Any local fish that I can get, I’m going to grab it. I filet it. I put it on the menu. Ten minutes later, you’re ordering it. That freshness is what really pushes me to make the menu full of more local food.
Before Maria, some days I was up to 65-75% of the menu being local. It makes you cry, “Wow. We’ve done this.” After Maria, it got tough again. Most of the crops just flew away with her.
Last Friday we had local plantains, but right now they’re from Ecuador. Right after Maria, obviously the percentage of local food on my menu went down—20% local or maybe less, 10%, and then now, like right now today, I’m like at 50%. Which is beautiful.
World Central Kitchen has served over 3.6 million meals in Puerto Rico post-Maria. What was it like to get that first call from José Andrés?
Right after Maria, I had no power, but I had gas. And I had a couple things left inside the restaurant, and from what I could gather, I started making sancocho, a local stew, a blend of roots and tubers with chunks of beef and chorizo or any sausage you can find.
I reached out to all my friends — “Listen, I’m here, we’re here.” And they ended up coming here, and I started feeding people. I was on my second, third day, and I got a call from José Andrés. He tells me, “I’m going to be in your restaurant tomorrow night. Be ready.” All right, Chef.
He just came in and it was amazing to learn from him, the way he worked—he picked up the phone, started ordering massive amounts of food. I found a generator, and I started turning on all my fridges. And he started just pumping out food. He got a refrigerated truck. It was just crazy, and I’m like, what are we doing with all this food? He tells me, “Don’t worry, people need it.”
From there, it grew to hospitals to elderly homes to communities in need of food, and we were just giving it away or they would come and pick it up. Or José got in contact with food trucks, and they started delivering food. It just grew and grew and grew. It was beautiful.
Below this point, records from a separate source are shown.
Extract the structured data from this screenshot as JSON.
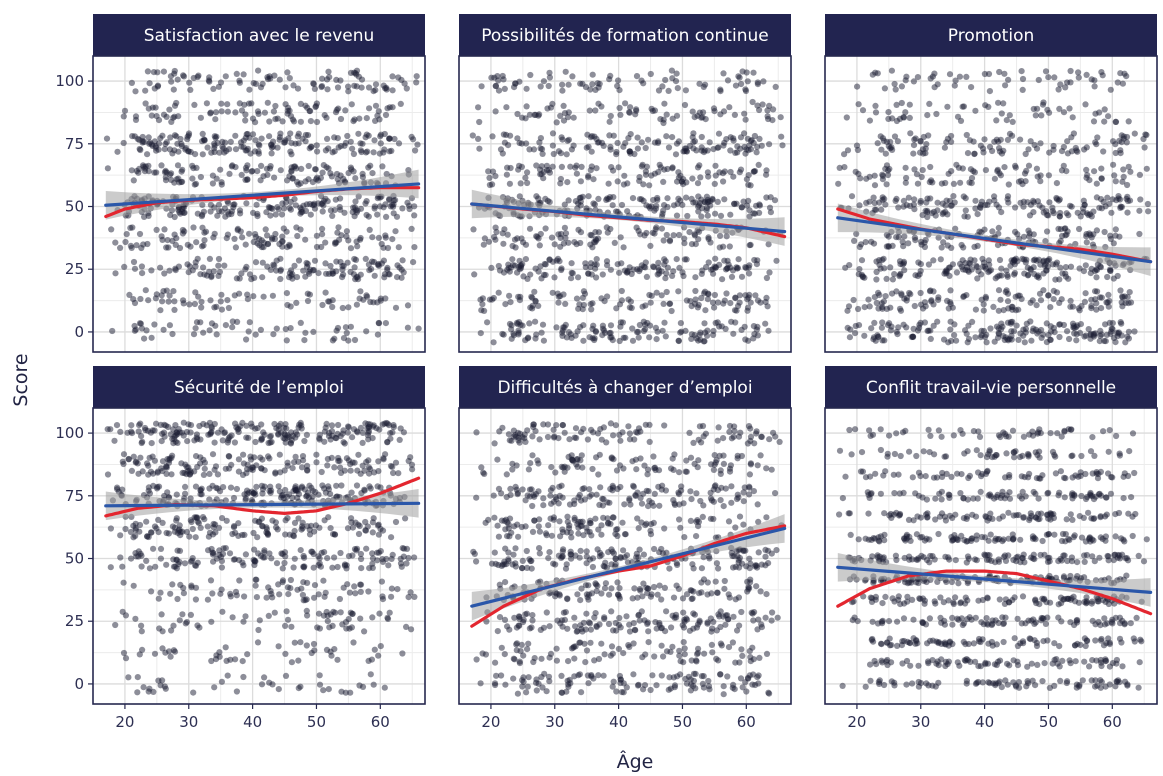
{
  "chart_data": {
    "type": "scatter",
    "facets": true,
    "xlabel": "Âge",
    "ylabel": "Score",
    "xlim": [
      15,
      67
    ],
    "ylim": [
      -8,
      110
    ],
    "x_ticks": [
      20,
      30,
      40,
      50,
      60
    ],
    "y_ticks": [
      0,
      25,
      50,
      75,
      100
    ],
    "grid": true,
    "colors": {
      "strip": "#222450",
      "points": "#1c1d33",
      "loess_line": "#e3262f",
      "linear_fit": "#2b57a9",
      "ci_band": "#a0a0a0"
    },
    "panels": [
      {
        "title": "Satisfaction avec le revenu",
        "point_levels": [
          0,
          12.5,
          25,
          37.5,
          50,
          62.5,
          75,
          87.5,
          100
        ],
        "level_weights": [
          1.0,
          1.2,
          2.2,
          2.0,
          3.2,
          2.2,
          3.0,
          1.6,
          1.6
        ],
        "linear_fit": [
          {
            "x": 17,
            "y": 50.5
          },
          {
            "x": 66,
            "y": 59
          }
        ],
        "loess_fit": [
          {
            "x": 17,
            "y": 46
          },
          {
            "x": 20,
            "y": 49
          },
          {
            "x": 25,
            "y": 51.5
          },
          {
            "x": 30,
            "y": 52.5
          },
          {
            "x": 35,
            "y": 53
          },
          {
            "x": 40,
            "y": 53.5
          },
          {
            "x": 45,
            "y": 54.5
          },
          {
            "x": 50,
            "y": 56
          },
          {
            "x": 55,
            "y": 57
          },
          {
            "x": 60,
            "y": 57.5
          },
          {
            "x": 66,
            "y": 57.5
          }
        ]
      },
      {
        "title": "Possibilités de formation continue",
        "point_levels": [
          0,
          12.5,
          25,
          37.5,
          50,
          62.5,
          75,
          87.5,
          100
        ],
        "level_weights": [
          2.4,
          2.0,
          2.6,
          2.0,
          3.0,
          2.0,
          2.4,
          1.4,
          1.4
        ],
        "linear_fit": [
          {
            "x": 17,
            "y": 51
          },
          {
            "x": 66,
            "y": 40
          }
        ],
        "loess_fit": [
          {
            "x": 17,
            "y": 51
          },
          {
            "x": 25,
            "y": 49
          },
          {
            "x": 30,
            "y": 48
          },
          {
            "x": 35,
            "y": 46.5
          },
          {
            "x": 40,
            "y": 45.5
          },
          {
            "x": 45,
            "y": 44.5
          },
          {
            "x": 50,
            "y": 44
          },
          {
            "x": 55,
            "y": 43
          },
          {
            "x": 60,
            "y": 41.5
          },
          {
            "x": 66,
            "y": 38
          }
        ]
      },
      {
        "title": "Promotion",
        "point_levels": [
          0,
          12.5,
          25,
          37.5,
          50,
          62.5,
          75,
          87.5,
          100
        ],
        "level_weights": [
          3.0,
          2.2,
          3.0,
          2.0,
          2.6,
          1.6,
          1.8,
          1.0,
          1.0
        ],
        "linear_fit": [
          {
            "x": 17,
            "y": 45.5
          },
          {
            "x": 66,
            "y": 28
          }
        ],
        "loess_fit": [
          {
            "x": 17,
            "y": 49
          },
          {
            "x": 22,
            "y": 45
          },
          {
            "x": 30,
            "y": 41
          },
          {
            "x": 40,
            "y": 37
          },
          {
            "x": 45,
            "y": 35
          },
          {
            "x": 50,
            "y": 34
          },
          {
            "x": 55,
            "y": 33
          },
          {
            "x": 60,
            "y": 31
          },
          {
            "x": 66,
            "y": 28
          }
        ]
      },
      {
        "title": "Sécurité de l’emploi",
        "point_levels": [
          0,
          12.5,
          25,
          37.5,
          50,
          62.5,
          75,
          87.5,
          100
        ],
        "level_weights": [
          0.6,
          0.7,
          1.0,
          1.2,
          2.2,
          2.2,
          3.0,
          2.4,
          3.2
        ],
        "linear_fit": [
          {
            "x": 17,
            "y": 71
          },
          {
            "x": 66,
            "y": 72
          }
        ],
        "loess_fit": [
          {
            "x": 17,
            "y": 67
          },
          {
            "x": 22,
            "y": 70
          },
          {
            "x": 28,
            "y": 71.5
          },
          {
            "x": 34,
            "y": 71
          },
          {
            "x": 40,
            "y": 69
          },
          {
            "x": 45,
            "y": 68
          },
          {
            "x": 50,
            "y": 69
          },
          {
            "x": 55,
            "y": 72
          },
          {
            "x": 60,
            "y": 76
          },
          {
            "x": 66,
            "y": 82
          }
        ]
      },
      {
        "title": "Difficultés à changer d’emploi",
        "point_levels": [
          0,
          12.5,
          25,
          37.5,
          50,
          62.5,
          75,
          87.5,
          100
        ],
        "level_weights": [
          2.0,
          1.6,
          2.4,
          2.0,
          2.8,
          2.0,
          2.2,
          1.6,
          1.8
        ],
        "linear_fit": [
          {
            "x": 17,
            "y": 31
          },
          {
            "x": 66,
            "y": 62
          }
        ],
        "loess_fit": [
          {
            "x": 17,
            "y": 23
          },
          {
            "x": 22,
            "y": 31
          },
          {
            "x": 28,
            "y": 38
          },
          {
            "x": 34,
            "y": 42
          },
          {
            "x": 40,
            "y": 45
          },
          {
            "x": 45,
            "y": 47
          },
          {
            "x": 50,
            "y": 51
          },
          {
            "x": 55,
            "y": 56
          },
          {
            "x": 60,
            "y": 60
          },
          {
            "x": 66,
            "y": 63
          }
        ]
      },
      {
        "title": "Conflit travail-vie personnelle",
        "point_levels": [
          0,
          8.33,
          16.67,
          25,
          33.33,
          41.67,
          50,
          58.33,
          66.67,
          75,
          83.33,
          91.67,
          100
        ],
        "level_weights": [
          1.4,
          1.4,
          1.6,
          1.6,
          1.8,
          2.0,
          2.0,
          1.8,
          1.6,
          1.4,
          1.2,
          1.0,
          0.9
        ],
        "linear_fit": [
          {
            "x": 17,
            "y": 46.5
          },
          {
            "x": 66,
            "y": 36.5
          }
        ],
        "loess_fit": [
          {
            "x": 17,
            "y": 31
          },
          {
            "x": 22,
            "y": 38
          },
          {
            "x": 28,
            "y": 43
          },
          {
            "x": 34,
            "y": 45
          },
          {
            "x": 40,
            "y": 45
          },
          {
            "x": 45,
            "y": 44
          },
          {
            "x": 50,
            "y": 41
          },
          {
            "x": 55,
            "y": 38
          },
          {
            "x": 60,
            "y": 34
          },
          {
            "x": 66,
            "y": 28
          }
        ]
      }
    ]
  }
}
Has your attitude about being a chef and the power of food changed?
You know, it has changed. I think mainly because in those times you realize food is something that you almost take for granted. Especially, when it’s hard for me to find food and trying to feed people that are hungry.
People coming up to your door saying, “Hey, Jose. How are you doing? Listen, I’m hungry. I don’t have food. I don’t have food for my child, and my wife is pregnant.” It’s heavy having your neighbors come in and say, “Is there anything I can eat right now?”
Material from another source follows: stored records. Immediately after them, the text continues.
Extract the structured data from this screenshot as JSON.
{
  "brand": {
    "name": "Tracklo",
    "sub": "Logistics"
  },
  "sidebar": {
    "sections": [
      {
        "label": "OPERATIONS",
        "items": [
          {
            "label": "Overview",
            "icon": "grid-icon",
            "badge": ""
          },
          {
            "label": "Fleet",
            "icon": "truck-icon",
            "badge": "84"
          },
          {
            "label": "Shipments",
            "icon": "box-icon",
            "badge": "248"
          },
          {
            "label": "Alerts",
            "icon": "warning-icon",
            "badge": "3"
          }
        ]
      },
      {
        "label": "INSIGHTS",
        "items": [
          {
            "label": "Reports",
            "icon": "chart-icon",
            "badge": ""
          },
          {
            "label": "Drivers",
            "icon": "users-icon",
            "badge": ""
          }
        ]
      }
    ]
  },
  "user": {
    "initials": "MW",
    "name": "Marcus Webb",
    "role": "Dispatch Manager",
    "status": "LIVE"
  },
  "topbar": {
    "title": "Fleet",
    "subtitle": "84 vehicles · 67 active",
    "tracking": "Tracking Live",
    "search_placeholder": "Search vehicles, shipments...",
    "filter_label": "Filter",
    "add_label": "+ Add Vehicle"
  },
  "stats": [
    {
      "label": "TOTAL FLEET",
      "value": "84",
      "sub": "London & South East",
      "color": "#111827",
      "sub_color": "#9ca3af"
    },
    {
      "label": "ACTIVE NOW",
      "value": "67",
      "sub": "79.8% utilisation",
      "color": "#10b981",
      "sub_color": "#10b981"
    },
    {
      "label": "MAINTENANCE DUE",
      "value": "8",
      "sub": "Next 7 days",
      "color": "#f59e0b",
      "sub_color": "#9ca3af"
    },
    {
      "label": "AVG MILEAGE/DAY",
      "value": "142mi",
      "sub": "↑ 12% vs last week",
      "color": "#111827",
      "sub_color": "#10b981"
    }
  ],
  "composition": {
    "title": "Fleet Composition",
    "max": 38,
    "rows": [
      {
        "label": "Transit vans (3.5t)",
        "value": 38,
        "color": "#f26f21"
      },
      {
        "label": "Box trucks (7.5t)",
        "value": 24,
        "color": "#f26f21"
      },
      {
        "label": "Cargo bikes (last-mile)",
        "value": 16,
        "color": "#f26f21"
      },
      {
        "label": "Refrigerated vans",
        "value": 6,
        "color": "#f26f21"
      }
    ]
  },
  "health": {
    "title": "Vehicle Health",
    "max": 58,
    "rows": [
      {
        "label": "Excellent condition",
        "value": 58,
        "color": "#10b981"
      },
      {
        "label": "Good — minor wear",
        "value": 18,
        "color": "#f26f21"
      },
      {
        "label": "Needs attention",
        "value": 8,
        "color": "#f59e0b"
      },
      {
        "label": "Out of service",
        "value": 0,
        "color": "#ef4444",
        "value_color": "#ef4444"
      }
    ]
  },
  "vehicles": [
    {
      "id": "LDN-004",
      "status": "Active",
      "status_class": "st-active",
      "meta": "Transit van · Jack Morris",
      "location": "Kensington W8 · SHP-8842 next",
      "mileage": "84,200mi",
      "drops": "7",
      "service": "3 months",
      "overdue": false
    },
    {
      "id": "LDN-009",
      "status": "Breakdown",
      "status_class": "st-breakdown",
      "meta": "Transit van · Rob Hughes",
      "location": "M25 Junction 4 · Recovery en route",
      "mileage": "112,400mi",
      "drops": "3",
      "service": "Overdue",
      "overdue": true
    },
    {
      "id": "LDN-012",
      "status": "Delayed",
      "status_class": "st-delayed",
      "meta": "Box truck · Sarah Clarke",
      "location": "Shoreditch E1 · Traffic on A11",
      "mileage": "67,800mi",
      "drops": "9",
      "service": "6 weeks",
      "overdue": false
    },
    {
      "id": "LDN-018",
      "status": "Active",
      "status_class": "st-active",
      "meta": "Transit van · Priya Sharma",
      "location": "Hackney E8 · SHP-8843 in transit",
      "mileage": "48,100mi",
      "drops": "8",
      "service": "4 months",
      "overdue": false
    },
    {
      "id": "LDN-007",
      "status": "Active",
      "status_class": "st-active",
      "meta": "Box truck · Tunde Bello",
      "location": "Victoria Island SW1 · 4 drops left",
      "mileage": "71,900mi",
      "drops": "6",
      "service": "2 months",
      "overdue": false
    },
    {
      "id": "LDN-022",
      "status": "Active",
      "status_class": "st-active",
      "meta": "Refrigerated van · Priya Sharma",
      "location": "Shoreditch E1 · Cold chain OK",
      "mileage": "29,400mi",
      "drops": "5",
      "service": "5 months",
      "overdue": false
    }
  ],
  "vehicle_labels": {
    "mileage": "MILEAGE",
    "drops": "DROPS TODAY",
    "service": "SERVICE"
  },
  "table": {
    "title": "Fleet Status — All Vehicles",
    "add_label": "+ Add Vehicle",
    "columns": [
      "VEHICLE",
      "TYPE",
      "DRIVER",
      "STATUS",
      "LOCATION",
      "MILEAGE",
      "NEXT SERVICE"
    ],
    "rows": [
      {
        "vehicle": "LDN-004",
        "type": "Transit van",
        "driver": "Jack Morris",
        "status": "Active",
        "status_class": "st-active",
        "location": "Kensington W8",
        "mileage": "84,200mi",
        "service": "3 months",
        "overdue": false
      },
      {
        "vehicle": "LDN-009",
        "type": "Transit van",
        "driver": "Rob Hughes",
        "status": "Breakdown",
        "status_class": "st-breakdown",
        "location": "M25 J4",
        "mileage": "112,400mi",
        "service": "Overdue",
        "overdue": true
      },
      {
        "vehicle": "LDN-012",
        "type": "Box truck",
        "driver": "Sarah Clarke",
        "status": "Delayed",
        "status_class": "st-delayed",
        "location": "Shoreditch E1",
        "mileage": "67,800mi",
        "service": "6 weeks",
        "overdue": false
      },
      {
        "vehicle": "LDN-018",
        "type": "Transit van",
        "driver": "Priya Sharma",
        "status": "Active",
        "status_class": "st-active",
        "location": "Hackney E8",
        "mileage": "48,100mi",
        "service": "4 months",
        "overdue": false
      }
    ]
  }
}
I remember when the news came out that World Kitchen fed more people in Puerto Rico than the Red Cross. That was a powerful moment to realize that chefs coming together had the power to help people so dramatically.
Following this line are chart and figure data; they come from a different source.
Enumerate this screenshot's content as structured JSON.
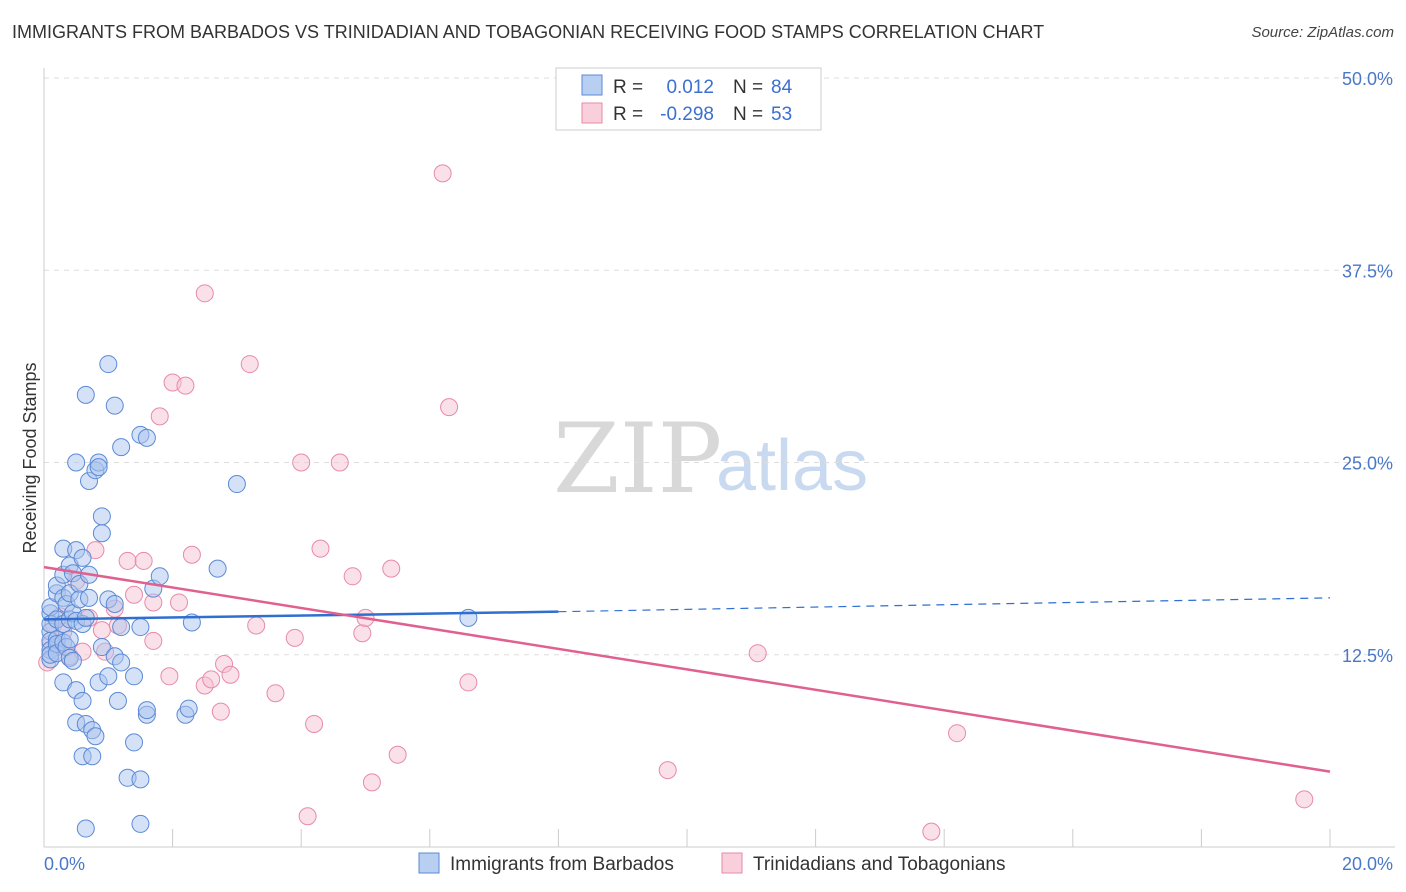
{
  "title": "IMMIGRANTS FROM BARBADOS VS TRINIDADIAN AND TOBAGONIAN RECEIVING FOOD STAMPS CORRELATION CHART",
  "source": "Source: ZipAtlas.com",
  "watermark": {
    "zip": "ZIP",
    "atlas": "atlas"
  },
  "legend_box": {
    "rows": [
      {
        "r_label": "R =",
        "r_value": "0.012",
        "n_label": "N =",
        "n_value": "84"
      },
      {
        "r_label": "R =",
        "r_value": "-0.298",
        "n_label": "N =",
        "n_value": "53"
      }
    ]
  },
  "bottom_legend": [
    "Immigrants from Barbados",
    "Trinidadians and Tobagonians"
  ],
  "colors": {
    "blue_fill": "#a9c4ee",
    "blue_stroke": "#5b8ad6",
    "blue_line": "#2f6fd0",
    "pink_fill": "#f6c1d2",
    "pink_stroke": "#e88aaa",
    "pink_line": "#e0608f",
    "grid": "#dddddd",
    "tick_text": "#4a78c8"
  },
  "chart_data": {
    "type": "scatter",
    "title": "IMMIGRANTS FROM BARBADOS VS TRINIDADIAN AND TOBAGONIAN RECEIVING FOOD STAMPS CORRELATION CHART",
    "xlabel": "",
    "ylabel": "Receiving Food Stamps",
    "xlim": [
      0,
      20
    ],
    "ylim": [
      0,
      50
    ],
    "x_tick_labels": [
      "0.0%",
      "20.0%"
    ],
    "y_ticks": [
      12.5,
      25.0,
      37.5,
      50.0
    ],
    "y_tick_labels": [
      "12.5%",
      "25.0%",
      "37.5%",
      "50.0%"
    ],
    "grid": true,
    "legend_placement": "top-center",
    "series": [
      {
        "name": "Immigrants from Barbados",
        "r": 0.012,
        "n": 84,
        "trend": {
          "x": [
            0,
            8
          ],
          "y": [
            14.8,
            15.3
          ],
          "dashed_to": [
            20,
            16.2
          ]
        },
        "points": [
          [
            0.1,
            15.2
          ],
          [
            0.1,
            15.6
          ],
          [
            0.1,
            14.0
          ],
          [
            0.1,
            13.4
          ],
          [
            0.1,
            12.8
          ],
          [
            0.1,
            12.2
          ],
          [
            0.1,
            12.5
          ],
          [
            0.1,
            14.5
          ],
          [
            0.2,
            16.5
          ],
          [
            0.2,
            17.0
          ],
          [
            0.2,
            13.5
          ],
          [
            0.2,
            13.2
          ],
          [
            0.2,
            12.6
          ],
          [
            0.2,
            14.8
          ],
          [
            0.3,
            19.4
          ],
          [
            0.3,
            17.7
          ],
          [
            0.3,
            16.2
          ],
          [
            0.3,
            14.5
          ],
          [
            0.3,
            13.3
          ],
          [
            0.3,
            10.7
          ],
          [
            0.35,
            15.8
          ],
          [
            0.35,
            13.0
          ],
          [
            0.4,
            18.3
          ],
          [
            0.4,
            16.5
          ],
          [
            0.4,
            14.8
          ],
          [
            0.4,
            13.5
          ],
          [
            0.4,
            12.3
          ],
          [
            0.45,
            17.8
          ],
          [
            0.45,
            15.2
          ],
          [
            0.45,
            12.1
          ],
          [
            0.5,
            25.0
          ],
          [
            0.5,
            19.3
          ],
          [
            0.5,
            14.7
          ],
          [
            0.5,
            10.2
          ],
          [
            0.5,
            8.1
          ],
          [
            0.55,
            17.1
          ],
          [
            0.55,
            16.1
          ],
          [
            0.6,
            18.8
          ],
          [
            0.6,
            14.5
          ],
          [
            0.6,
            9.5
          ],
          [
            0.6,
            5.9
          ],
          [
            0.65,
            29.4
          ],
          [
            0.65,
            14.9
          ],
          [
            0.65,
            8.0
          ],
          [
            0.65,
            1.2
          ],
          [
            0.7,
            23.8
          ],
          [
            0.7,
            17.7
          ],
          [
            0.7,
            16.2
          ],
          [
            0.75,
            7.6
          ],
          [
            0.75,
            5.9
          ],
          [
            0.8,
            24.5
          ],
          [
            0.8,
            7.2
          ],
          [
            0.85,
            25.0
          ],
          [
            0.85,
            24.7
          ],
          [
            0.85,
            10.7
          ],
          [
            0.9,
            21.5
          ],
          [
            0.9,
            20.4
          ],
          [
            0.9,
            13.0
          ],
          [
            1.0,
            31.4
          ],
          [
            1.0,
            16.1
          ],
          [
            1.0,
            11.1
          ],
          [
            1.1,
            28.7
          ],
          [
            1.1,
            15.8
          ],
          [
            1.1,
            12.4
          ],
          [
            1.15,
            9.5
          ],
          [
            1.2,
            26.0
          ],
          [
            1.2,
            14.3
          ],
          [
            1.2,
            12.0
          ],
          [
            1.3,
            4.5
          ],
          [
            1.4,
            6.8
          ],
          [
            1.4,
            11.1
          ],
          [
            1.5,
            26.8
          ],
          [
            1.5,
            14.3
          ],
          [
            1.5,
            4.4
          ],
          [
            1.5,
            1.5
          ],
          [
            1.6,
            26.6
          ],
          [
            1.6,
            8.6
          ],
          [
            1.6,
            8.9
          ],
          [
            1.7,
            16.8
          ],
          [
            1.8,
            17.6
          ],
          [
            2.2,
            8.6
          ],
          [
            2.25,
            9.0
          ],
          [
            2.3,
            14.6
          ],
          [
            2.7,
            18.1
          ],
          [
            3.0,
            23.6
          ],
          [
            6.6,
            14.9
          ]
        ]
      },
      {
        "name": "Trinidadians and Tobagonians",
        "r": -0.298,
        "n": 53,
        "trend": {
          "x": [
            0,
            20
          ],
          "y": [
            18.2,
            4.9
          ]
        },
        "points": [
          [
            0.05,
            12.0
          ],
          [
            0.1,
            13.2
          ],
          [
            0.15,
            14.5
          ],
          [
            0.2,
            13.0
          ],
          [
            0.25,
            15.0
          ],
          [
            0.3,
            14.0
          ],
          [
            0.4,
            12.4
          ],
          [
            0.5,
            17.3
          ],
          [
            0.6,
            12.7
          ],
          [
            0.7,
            14.9
          ],
          [
            0.8,
            19.3
          ],
          [
            0.9,
            14.1
          ],
          [
            0.95,
            12.7
          ],
          [
            1.1,
            15.5
          ],
          [
            1.15,
            14.4
          ],
          [
            1.3,
            18.6
          ],
          [
            1.4,
            16.4
          ],
          [
            1.55,
            18.6
          ],
          [
            1.7,
            15.9
          ],
          [
            1.7,
            13.4
          ],
          [
            1.8,
            28.0
          ],
          [
            1.95,
            11.1
          ],
          [
            2.0,
            30.2
          ],
          [
            2.1,
            15.9
          ],
          [
            2.2,
            30.0
          ],
          [
            2.3,
            19.0
          ],
          [
            2.5,
            36.0
          ],
          [
            2.5,
            10.5
          ],
          [
            2.6,
            10.9
          ],
          [
            2.75,
            8.8
          ],
          [
            2.8,
            11.9
          ],
          [
            2.9,
            11.2
          ],
          [
            3.2,
            31.4
          ],
          [
            3.3,
            14.4
          ],
          [
            3.6,
            10.0
          ],
          [
            3.9,
            13.6
          ],
          [
            4.0,
            25.0
          ],
          [
            4.1,
            2.0
          ],
          [
            4.2,
            8.0
          ],
          [
            4.3,
            19.4
          ],
          [
            4.6,
            25.0
          ],
          [
            4.8,
            17.6
          ],
          [
            4.95,
            13.9
          ],
          [
            5.0,
            14.9
          ],
          [
            5.1,
            4.2
          ],
          [
            5.4,
            18.1
          ],
          [
            5.5,
            6.0
          ],
          [
            6.2,
            43.8
          ],
          [
            6.3,
            28.6
          ],
          [
            6.6,
            10.7
          ],
          [
            9.7,
            5.0
          ],
          [
            11.1,
            12.6
          ],
          [
            13.8,
            1.0
          ],
          [
            14.2,
            7.4
          ],
          [
            19.6,
            3.1
          ]
        ]
      }
    ]
  }
}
Yes, there was so much red tape. Can we just get rid of this red tape? Because people are starving. There’s people who are hungry, and there’s people who are thirsty, and I’m looking at 100 cases of water and I have the access of giving people who need that water, but you can’t give me those 100 cases because it needs to be documented.
It becomes, “No, I need food here now, and there’s people hungry now. We can’t wait.”